Il fotografo non la conosceva personalmente. Cercava una modella per il suo libro fotografico sulla sensualità. Nell’annuncio aveva messo le foto del luogo dello shooting, Creta. Il cachet previsto era ben al di sotto di quello che prendeva di solito la mia amica. Tuttavia l’idea di farsi una vacanza a Creta l’aveva spinta a rispondere all’annuncio.

Gli aveva proposto quello che in gergo si chiama uno “scambio merce”. Le facevano comodo scatti di questo tipo per ampliare il suo book e ottenere nuovi ingaggi. In cambio, lui le avrebbe pagato il soggiorno sull’isola. Mi unii a lei approfittando di questa vacanza fuori programma lontano dal mio compagno. Tra noi andava a gonfie vele ma ogni tanto mi piaceva partire per i fatti miei.

L’uomo che adesso si trova dietro di me era stato felice di poter lavorare con una vera professionista. A quanto pare non aveva fatto ricerche sulla mia amica, forse per non farsi influenzare dagli scatti di un altro fotografo e perdere la sua visione a favore di quella di qualcun altro.

Sorrido. Lui non sa che non sono lei. La paura di corrompere la sua visione gli ha impedito di accorgersi dell’inganno. Obbedisco alle sue direttive così come farebbe lei. Era stata lei a scegliere il mio outfit, forse la migliore delle distrazioni. Come poteva accorgersi che io non ero lei se ciò che indossavo era stato suggerito da lui in persona?
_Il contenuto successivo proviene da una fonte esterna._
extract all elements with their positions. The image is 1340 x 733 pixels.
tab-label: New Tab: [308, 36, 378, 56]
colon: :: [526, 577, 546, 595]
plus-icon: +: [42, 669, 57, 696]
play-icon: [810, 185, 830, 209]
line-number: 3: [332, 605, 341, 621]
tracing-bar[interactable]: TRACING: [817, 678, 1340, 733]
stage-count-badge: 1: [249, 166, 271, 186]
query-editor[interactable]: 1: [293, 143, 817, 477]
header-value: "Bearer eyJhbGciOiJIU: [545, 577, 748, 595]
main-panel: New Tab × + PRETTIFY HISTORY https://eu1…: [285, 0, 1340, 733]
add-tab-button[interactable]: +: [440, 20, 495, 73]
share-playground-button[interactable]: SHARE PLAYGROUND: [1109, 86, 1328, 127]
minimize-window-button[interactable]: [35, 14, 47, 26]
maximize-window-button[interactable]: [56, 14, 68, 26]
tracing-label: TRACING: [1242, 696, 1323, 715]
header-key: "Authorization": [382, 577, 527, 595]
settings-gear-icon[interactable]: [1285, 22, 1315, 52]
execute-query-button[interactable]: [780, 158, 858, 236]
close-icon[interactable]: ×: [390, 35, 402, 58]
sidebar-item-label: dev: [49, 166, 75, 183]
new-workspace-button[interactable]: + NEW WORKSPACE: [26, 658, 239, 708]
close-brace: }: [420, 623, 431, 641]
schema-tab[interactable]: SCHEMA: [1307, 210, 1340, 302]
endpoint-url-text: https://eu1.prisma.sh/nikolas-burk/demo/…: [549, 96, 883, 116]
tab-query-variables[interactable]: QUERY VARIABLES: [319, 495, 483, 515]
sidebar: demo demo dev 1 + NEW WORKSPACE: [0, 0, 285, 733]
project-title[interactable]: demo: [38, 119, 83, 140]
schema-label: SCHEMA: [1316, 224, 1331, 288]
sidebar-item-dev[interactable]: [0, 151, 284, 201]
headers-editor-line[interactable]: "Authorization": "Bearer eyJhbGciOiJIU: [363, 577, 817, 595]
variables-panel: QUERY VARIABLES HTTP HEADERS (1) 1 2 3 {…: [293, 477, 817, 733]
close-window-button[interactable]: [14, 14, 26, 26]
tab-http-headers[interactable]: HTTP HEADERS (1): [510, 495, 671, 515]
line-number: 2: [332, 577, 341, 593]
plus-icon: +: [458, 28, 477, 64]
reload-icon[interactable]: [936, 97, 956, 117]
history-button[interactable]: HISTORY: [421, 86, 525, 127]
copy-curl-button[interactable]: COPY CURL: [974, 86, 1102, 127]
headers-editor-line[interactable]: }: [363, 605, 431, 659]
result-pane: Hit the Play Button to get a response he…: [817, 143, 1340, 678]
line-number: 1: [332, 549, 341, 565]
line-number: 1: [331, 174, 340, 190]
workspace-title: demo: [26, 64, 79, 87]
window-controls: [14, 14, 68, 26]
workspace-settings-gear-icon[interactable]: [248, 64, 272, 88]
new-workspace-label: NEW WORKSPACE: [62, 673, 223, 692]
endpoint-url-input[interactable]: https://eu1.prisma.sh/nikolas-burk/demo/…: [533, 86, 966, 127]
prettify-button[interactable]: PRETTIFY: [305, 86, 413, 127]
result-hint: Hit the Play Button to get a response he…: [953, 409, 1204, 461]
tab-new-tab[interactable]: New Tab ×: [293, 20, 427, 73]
Tutto ciò mi eccita. Da morire. Questo gioco delle parti mi scatena una piacevole tensione al ventre. Sporgo la testa in avanti, i miei capelli bruni sciolti sul collo fino alle scapole, come lui li vuole. Si avvicina per spostare delicatamente qualche ciocca per ottenere il chiaroscuro che desidera. Questo primo contatto tra noi mi manda una scarica lungo la schiena. Le sue dita mi sfiorano la pelle e io vorrei sentire la sue mani su di me. Quasi mi dimentico che sto per sposarmi.

Si rimette alle mie spalle. Adesso mi vede di tre quarti, i capelli che nascondono in parte il mio viso. Meglio. Così non sarò riconoscibile se il mio compagno dovesse vedere un giorno questi scatti. Mi piace fare la modella, anche se in questo momento sono praticamente nuda e in una posa tutt’altro che elegante.

E come una brava modella resto immobile per permettergli di fare gli ultimi aggiustamenti prima di catturare lo scatto perfetto. L’attesa deliziosa aumenta l’insorgere di idee maliziose che mi scorrono in testa come un film. In questa posizione sarebbe facile passare ad altro. Dovrei solo sporgermi un po’ di più e rimanere ferma come una brava bambina obbediente.

Di riflesso mi mordo il labbro inferiore. Le mie dita si serrano sullo schienale. Il respiro si fa più veloce. L’ondata di calore che si scatena dal ventre e si diffonde lungo il resto del corpo. Mi trattengo dal serrare le cosce, questa posizione non me lo consente. Prego affinché si sbrighi a scattare questa foto ma non oso mettergli fretta. Rimango in silenzio, così come lo sono stata fino ad ora. Non ho aperto bocca, se non quando strettamente necessario.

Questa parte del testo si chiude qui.